The IDS gene is needed to make a special protein known as I2S, an enzyme responsible for breaking down large sugar molecules or cellular waste called glycosaminoglycans (GAGs). GAGs are naturally occurring substances that are key building blocks in the body. Normally, the I2S enzymes break down these GAGs, or cellular waste, so that just the right amount is present. In MPS II, changes in the IDS gene result in an I2S enzyme that is absent or does not function properly. Because the I2S enzyme is affected, this leads to a buildup of cellular waste throughout the body.

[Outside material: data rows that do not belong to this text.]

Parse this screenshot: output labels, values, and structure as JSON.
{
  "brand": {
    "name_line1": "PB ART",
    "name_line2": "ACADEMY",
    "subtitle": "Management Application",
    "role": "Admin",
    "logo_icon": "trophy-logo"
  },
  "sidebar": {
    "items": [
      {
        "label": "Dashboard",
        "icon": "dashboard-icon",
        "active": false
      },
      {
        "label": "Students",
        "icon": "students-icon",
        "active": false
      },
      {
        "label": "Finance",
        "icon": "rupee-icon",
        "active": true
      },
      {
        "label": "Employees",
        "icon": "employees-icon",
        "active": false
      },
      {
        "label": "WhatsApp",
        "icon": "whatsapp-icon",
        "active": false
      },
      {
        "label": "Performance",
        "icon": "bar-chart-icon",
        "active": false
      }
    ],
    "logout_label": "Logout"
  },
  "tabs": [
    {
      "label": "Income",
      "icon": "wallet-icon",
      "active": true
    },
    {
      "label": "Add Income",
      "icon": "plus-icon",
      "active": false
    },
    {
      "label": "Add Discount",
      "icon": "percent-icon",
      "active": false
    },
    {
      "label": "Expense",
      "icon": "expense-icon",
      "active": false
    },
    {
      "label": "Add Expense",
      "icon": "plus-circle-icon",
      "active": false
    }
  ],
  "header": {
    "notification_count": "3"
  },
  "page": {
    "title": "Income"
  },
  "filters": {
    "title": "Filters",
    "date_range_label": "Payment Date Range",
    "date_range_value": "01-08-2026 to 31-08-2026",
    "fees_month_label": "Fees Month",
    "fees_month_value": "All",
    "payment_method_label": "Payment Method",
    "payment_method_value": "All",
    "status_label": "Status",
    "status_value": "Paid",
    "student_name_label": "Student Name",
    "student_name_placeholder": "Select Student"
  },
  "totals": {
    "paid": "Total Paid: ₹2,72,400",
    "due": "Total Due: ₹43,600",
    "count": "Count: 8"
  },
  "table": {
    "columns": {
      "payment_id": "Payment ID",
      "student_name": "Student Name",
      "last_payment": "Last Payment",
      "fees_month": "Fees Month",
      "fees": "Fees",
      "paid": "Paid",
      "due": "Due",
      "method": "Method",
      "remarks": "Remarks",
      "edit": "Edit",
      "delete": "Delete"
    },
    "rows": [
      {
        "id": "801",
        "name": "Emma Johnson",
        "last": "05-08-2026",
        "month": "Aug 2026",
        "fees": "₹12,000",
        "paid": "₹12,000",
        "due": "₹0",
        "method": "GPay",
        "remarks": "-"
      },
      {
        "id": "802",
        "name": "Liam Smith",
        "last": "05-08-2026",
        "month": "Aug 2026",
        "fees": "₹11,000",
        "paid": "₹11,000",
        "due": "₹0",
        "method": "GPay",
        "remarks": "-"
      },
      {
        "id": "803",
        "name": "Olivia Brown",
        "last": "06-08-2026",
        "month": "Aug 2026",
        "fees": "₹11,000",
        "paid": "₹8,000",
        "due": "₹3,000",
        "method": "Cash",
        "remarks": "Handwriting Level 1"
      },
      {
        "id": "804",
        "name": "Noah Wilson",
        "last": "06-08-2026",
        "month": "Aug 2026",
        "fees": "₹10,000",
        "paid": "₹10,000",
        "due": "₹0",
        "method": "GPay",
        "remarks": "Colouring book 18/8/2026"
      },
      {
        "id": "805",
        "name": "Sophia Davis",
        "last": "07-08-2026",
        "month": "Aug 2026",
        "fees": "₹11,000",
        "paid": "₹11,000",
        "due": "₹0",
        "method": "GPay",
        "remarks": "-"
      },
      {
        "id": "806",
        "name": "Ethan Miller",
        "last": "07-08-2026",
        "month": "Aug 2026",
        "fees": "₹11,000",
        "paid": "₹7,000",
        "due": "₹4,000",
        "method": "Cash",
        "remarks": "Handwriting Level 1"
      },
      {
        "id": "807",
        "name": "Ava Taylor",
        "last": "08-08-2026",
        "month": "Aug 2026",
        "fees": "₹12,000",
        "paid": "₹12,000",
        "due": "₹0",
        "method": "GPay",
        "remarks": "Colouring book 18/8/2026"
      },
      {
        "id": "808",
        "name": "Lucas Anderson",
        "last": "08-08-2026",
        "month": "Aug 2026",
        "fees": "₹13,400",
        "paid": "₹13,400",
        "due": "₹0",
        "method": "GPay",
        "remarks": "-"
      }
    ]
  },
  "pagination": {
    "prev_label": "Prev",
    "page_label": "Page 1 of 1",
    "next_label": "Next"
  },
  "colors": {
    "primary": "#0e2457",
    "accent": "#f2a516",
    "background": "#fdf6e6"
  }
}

GAG buildup occurs in many organs, leading to limited range of motion, enlarged liver and spleen, skeletal changes, and breathing problems. Most patients with MPS II experience both peripheral (nonbrain and spine nervous system) and central nervous system (CNS/brain and spine nervous system) symptoms. The effect of MPS II on the brain can vary, with cognitive function such as thinking, memory, and decision-making ranging from normal to severely impaired. Severe Hunter syndrome results in toxic lysosomal accumulation of GAGs that causes progressive debilitation and decline in cognitive function. Regardless of CNS involvement, all individuals with MPS II experience severe peripheral symptoms. Hunter syndrome occurs in approximately 1 in 100,000 to 1 in 170,000 males. The severe form of MPS II can lead to a life expectancy of 10 to 20 years.